I have a few final thoughts to tell you before I end. First, it was my choice to delay giving you this journal, not your mothers. She obviously knows some of your background, but I trust that she kept her promise and did not read this diary. She was instructed to give you this when you passed the boundary, or when you went further than a day's walk from our home for the first time. Second, I have left a sort of digital guide that explains everything I know about parallel realities and the Awakening. The instructions for how to access this guide are written out below. I couldn't risk letting your story fall into the wrong hands, which is why this physical copy is the only place it has been recorded. Last, what you choose to tell the others I leave up to you. Like I said your mother already knows some of it, she was there at the beginning, but what you choose to share is your decision. A word of fatherly advice, tell the others. We are only as strong as our support system around us and I know your mother and sisters love you as I do. I know they can help you carry this load if you let them.
I hope you can forgive me, and recognize that all I did was out of love for you and your sisters. I wish I could be there in person to help explain everything but know that I will always be there with you. You carry in your memories and feelings the essence of everyone you have ever loved or has ever loved you and in that sense, I am and always will be with you.
Love,
Dad
I closed the book, and leaned my head back, allowing all I had read to wash over me. Memories of my dad kept popping into my head in an unending assault. The two of us backpacking in the summer before high school, him patiently explaining algebra homework I was struggling with, him surprising all of us with a trip to a water park when we were younger. On and on it went as I sat with my eyes closed, feeling the last rays of sunshine from the slowly setting sun on my skin. As I sat there thinking about my dad and what he had written, a particular phrase stood out and kept running through my head.
It may take you a while to fully accept this, but the fact that you didn't come out your mother's belly makes you no less our son and I love you.
As I thought about the man who had always been there for me, through triumph and failure, I knew he was right. He was my dad, regardless of anything else, and in every way that mattered I was his son. I could almost feel the tension leave my body at the exact moment I truly accepted this fact. A warmth from the fondness of memory, followed by the familiar pang of loss washed over me in succession. "I miss you so much dad" I whispered to no one, before finally opening my eyes and standing up.

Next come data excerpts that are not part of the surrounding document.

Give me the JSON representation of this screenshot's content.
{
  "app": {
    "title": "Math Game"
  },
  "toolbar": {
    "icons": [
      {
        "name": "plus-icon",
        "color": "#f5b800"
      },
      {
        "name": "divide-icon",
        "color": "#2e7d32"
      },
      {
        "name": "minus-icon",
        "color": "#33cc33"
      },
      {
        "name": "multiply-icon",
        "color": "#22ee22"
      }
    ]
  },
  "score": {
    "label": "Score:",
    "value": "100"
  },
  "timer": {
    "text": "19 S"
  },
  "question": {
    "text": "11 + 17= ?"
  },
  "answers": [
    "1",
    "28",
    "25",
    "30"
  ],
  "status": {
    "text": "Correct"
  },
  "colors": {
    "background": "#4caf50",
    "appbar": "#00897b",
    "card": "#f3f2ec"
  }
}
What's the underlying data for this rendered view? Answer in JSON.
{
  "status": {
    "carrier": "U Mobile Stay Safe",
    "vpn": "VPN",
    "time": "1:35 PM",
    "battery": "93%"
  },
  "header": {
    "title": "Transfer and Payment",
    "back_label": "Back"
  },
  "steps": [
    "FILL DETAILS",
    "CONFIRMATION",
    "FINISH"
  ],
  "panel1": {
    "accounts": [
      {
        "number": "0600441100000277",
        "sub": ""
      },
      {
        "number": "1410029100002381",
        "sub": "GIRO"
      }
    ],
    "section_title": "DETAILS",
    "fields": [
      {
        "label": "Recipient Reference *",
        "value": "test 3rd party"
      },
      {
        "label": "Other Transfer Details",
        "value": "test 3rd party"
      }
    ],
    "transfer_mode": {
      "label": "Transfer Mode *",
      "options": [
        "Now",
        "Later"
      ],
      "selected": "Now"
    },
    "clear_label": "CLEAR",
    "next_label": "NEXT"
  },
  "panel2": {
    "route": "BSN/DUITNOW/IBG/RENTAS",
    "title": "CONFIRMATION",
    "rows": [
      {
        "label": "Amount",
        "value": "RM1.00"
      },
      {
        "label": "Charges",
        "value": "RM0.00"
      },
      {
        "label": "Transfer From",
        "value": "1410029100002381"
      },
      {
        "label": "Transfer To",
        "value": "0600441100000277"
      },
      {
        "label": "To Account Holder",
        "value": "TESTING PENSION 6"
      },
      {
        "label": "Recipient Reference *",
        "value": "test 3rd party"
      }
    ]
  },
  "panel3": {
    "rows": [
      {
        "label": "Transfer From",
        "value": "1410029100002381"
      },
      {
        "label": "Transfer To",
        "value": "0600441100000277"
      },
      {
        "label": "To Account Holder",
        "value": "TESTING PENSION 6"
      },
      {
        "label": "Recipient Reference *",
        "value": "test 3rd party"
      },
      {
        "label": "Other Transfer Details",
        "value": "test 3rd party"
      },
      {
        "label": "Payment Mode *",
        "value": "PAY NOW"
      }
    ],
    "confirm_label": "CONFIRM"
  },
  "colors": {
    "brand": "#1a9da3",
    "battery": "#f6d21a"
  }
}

The sunset was spectacular. Blends of red orange and yellow light bathed the mountain tops as the sun inched lower in the horizon. I looked through the looking glass and swept it across the landscape, checking for anything unusual, but found nothing. Letting out a resigned sigh, I turned my attention to the house. I couldn't see anyone from my vantage, but the signs of activity were there. Smoke was slowly rising from the chimney and the lights were on in the kitchen and living room. I guessed that no one had come to change with me at mom's instance. She would know that I needed time to read and process everything dad had left. I swung a leg over the railing and climbed down.